The front seat grab handles are especially clever, molded into the front windshield pillars. The comfy front bucket seats could use better side bolstering. Leg and head room were good up front. Rear-seat passengers will find the seat cushion a little low, and leg room a little cramped. In this regard, it’s not much different from the old model.

The Grand Cherokee has only two rows of seats, a third row isn’t offered. As a result, cargo room is excellent. There’s even a clever panel that flips over to become a rubberized tray.

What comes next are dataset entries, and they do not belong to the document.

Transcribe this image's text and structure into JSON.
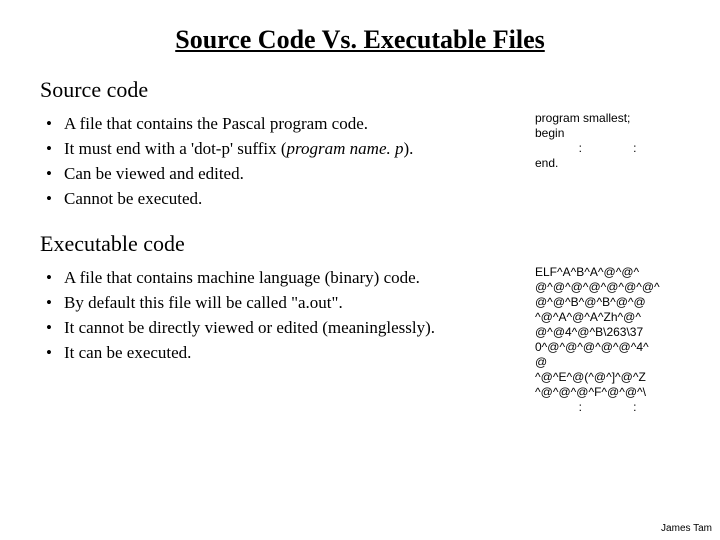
{
  "title": "Source Code Vs. Executable Files",
  "section1": {
    "heading": "Source code",
    "bullets": [
      "A file that contains the Pascal program code.",
      "It must end with a 'dot-p' suffix (",
      "Can be viewed and edited.",
      "Cannot be executed."
    ],
    "bullet2_italic": "program name. p",
    "bullet2_tail": ").",
    "code": {
      "line1": "program smallest;",
      "line2": "begin",
      "line3": "end."
    }
  },
  "section2": {
    "heading": "Executable code",
    "bullets": [
      "A file that contains machine language (binary) code.",
      "By default this file will be called \"a.out\".",
      "It cannot be directly viewed or edited (meaninglessly).",
      "It can be executed."
    ],
    "code": {
      "line1": "ELF^A^B^A^@^@^",
      "line2": "@^@^@^@^@^@^@^",
      "line3": "@^@^B^@^B^@^@",
      "line4": "^@^A^@^A^Zh^@^",
      "line5": "@^@4^@^B\\263\\37",
      "line6": "0^@^@^@^@^@^4^",
      "line7": "@",
      "line8": "^@^E^@(^@^]^@^Z",
      "line9": "^@^@^@^F^@^@^\\"
    }
  },
  "footer": "James Tam"
}
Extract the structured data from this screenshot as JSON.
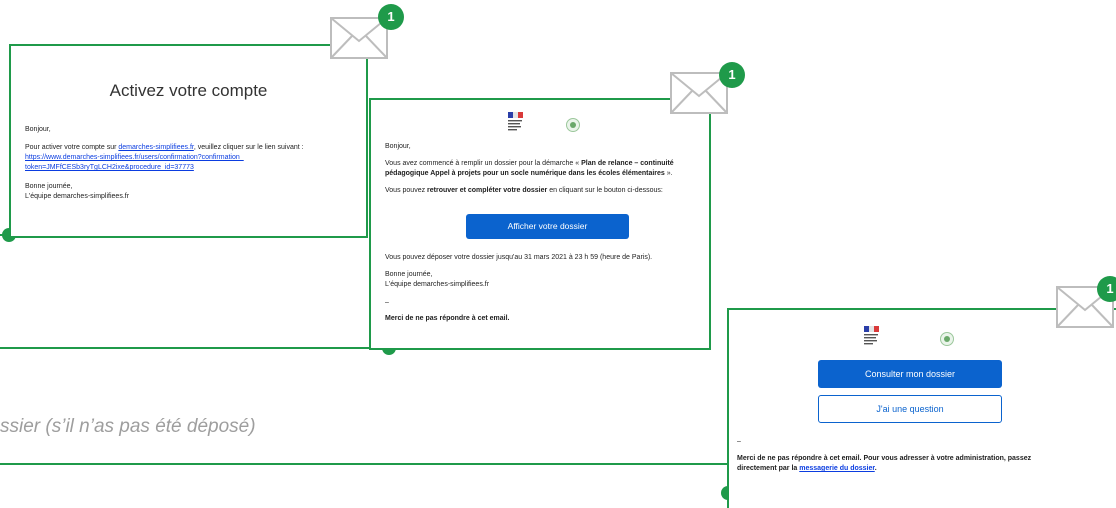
{
  "caption": "ssier (s’il n’as pas été déposé)",
  "colors": {
    "accent": "#1f9a4a",
    "button": "#0b63ce",
    "link": "#0b3de0"
  },
  "email1": {
    "badge": "1",
    "title": "Activez votre compte",
    "greeting": "Bonjour,",
    "body_prefix": "Pour activer votre compte sur ",
    "site_link": "demarches-simplifiees.fr",
    "body_suffix": ", veuillez cliquer sur le lien suivant :",
    "confirm_link_line1": "https://www.demarches-simplifiees.fr/users/confirmation?confirmation_",
    "confirm_link_line2": "token=JMFfCESb3ryTgLCH2ixe&procedure_id=37773",
    "signoff1": "Bonne journée,",
    "signoff2": "L'équipe demarches-simplifiees.fr"
  },
  "email2": {
    "badge": "1",
    "greeting": "Bonjour,",
    "intro_prefix": "Vous avez commencé à remplir un dossier pour la démarche « ",
    "procedure_name": "Plan de relance – continuité pédagogique Appel à projets pour un socle numérique dans les écoles élémentaires",
    "intro_suffix": " ».",
    "cta_prefix": "Vous pouvez ",
    "cta_bold": "retrouver et compléter votre dossier",
    "cta_suffix": " en cliquant sur le bouton ci-dessous:",
    "button_label": "Afficher votre dossier",
    "deadline": "Vous pouvez déposer votre dossier jusqu'au 31 mars 2021 à 23 h 59 (heure de Paris).",
    "signoff1": "Bonne journée,",
    "signoff2": "L'équipe demarches-simplifiees.fr",
    "dash": "–",
    "noreply": "Merci de ne pas répondre à cet email."
  },
  "email3": {
    "badge": "1",
    "button_primary": "Consulter mon dossier",
    "button_secondary": "J'ai une question",
    "dash": "–",
    "noreply_prefix": "Merci de ne pas répondre à cet email. Pour vous adresser à votre administration, passez directement par la ",
    "messagerie_link": "messagerie du dossier",
    "noreply_suffix": "."
  }
}
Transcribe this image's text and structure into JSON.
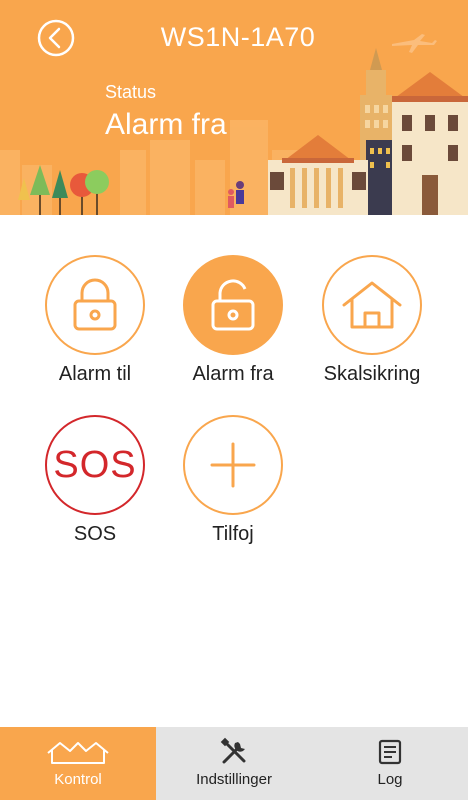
{
  "header": {
    "device_name": "WS1N-1A70",
    "status_label": "Status",
    "status_value": "Alarm fra",
    "back_icon": "chevron-left-icon"
  },
  "controls": [
    {
      "label": "Alarm til",
      "icon": "lock-closed-icon",
      "active": false
    },
    {
      "label": "Alarm fra",
      "icon": "lock-open-icon",
      "active": true
    },
    {
      "label": "Skalsikring",
      "icon": "house-icon",
      "active": false
    },
    {
      "label": "SOS",
      "icon_text": "SOS",
      "icon": "sos-icon",
      "active": false
    },
    {
      "label": "Tilfoj",
      "icon": "plus-icon",
      "active": false
    }
  ],
  "bottom_nav": [
    {
      "label": "Kontrol",
      "icon": "houses-icon",
      "active": true
    },
    {
      "label": "Indstillinger",
      "icon": "tools-icon",
      "active": false
    },
    {
      "label": "Log",
      "icon": "log-icon",
      "active": false
    }
  ],
  "colors": {
    "accent": "#f9a64d",
    "sos": "#d3272b",
    "nav_background": "#e4e4e4"
  }
}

Electronically, this vehicle has all the mod cons. A GPS Navigation system, rear-seat DVD, Boston Acoustics audio, hands-free communication system, power adjustable pedals, rain-sensing automatic wipers, automatic dimming rearview mirror, Sirius satellite radio, and a rear park assistance system are available, but feel alien to this vehicle’s DNA.

It’s as if your uncle from the country suddenly showed up at a family reunion sporting an Armani suit.

Thankfully, there’s still an off-road package with tow hooks and skid plates as well as an engine block heater for the truly trail-afflicted.

After all, this is still a Jeep.

Prices start at $26,230 for a two-wheel-drive Laredo, $28,200 for 4×4 Laredo. The test vehicle started at $34,145, but topped out at an eye-popping $41,385.

Whether buyers will want a Jeep this fully loaded is questionable, though no one can question the Grand Cherokee’s refined off- and on-road capability, handsome looks and Hemi power.

And with an interior handsome enough to call home, you’ll be tempted to call in an interior decorator.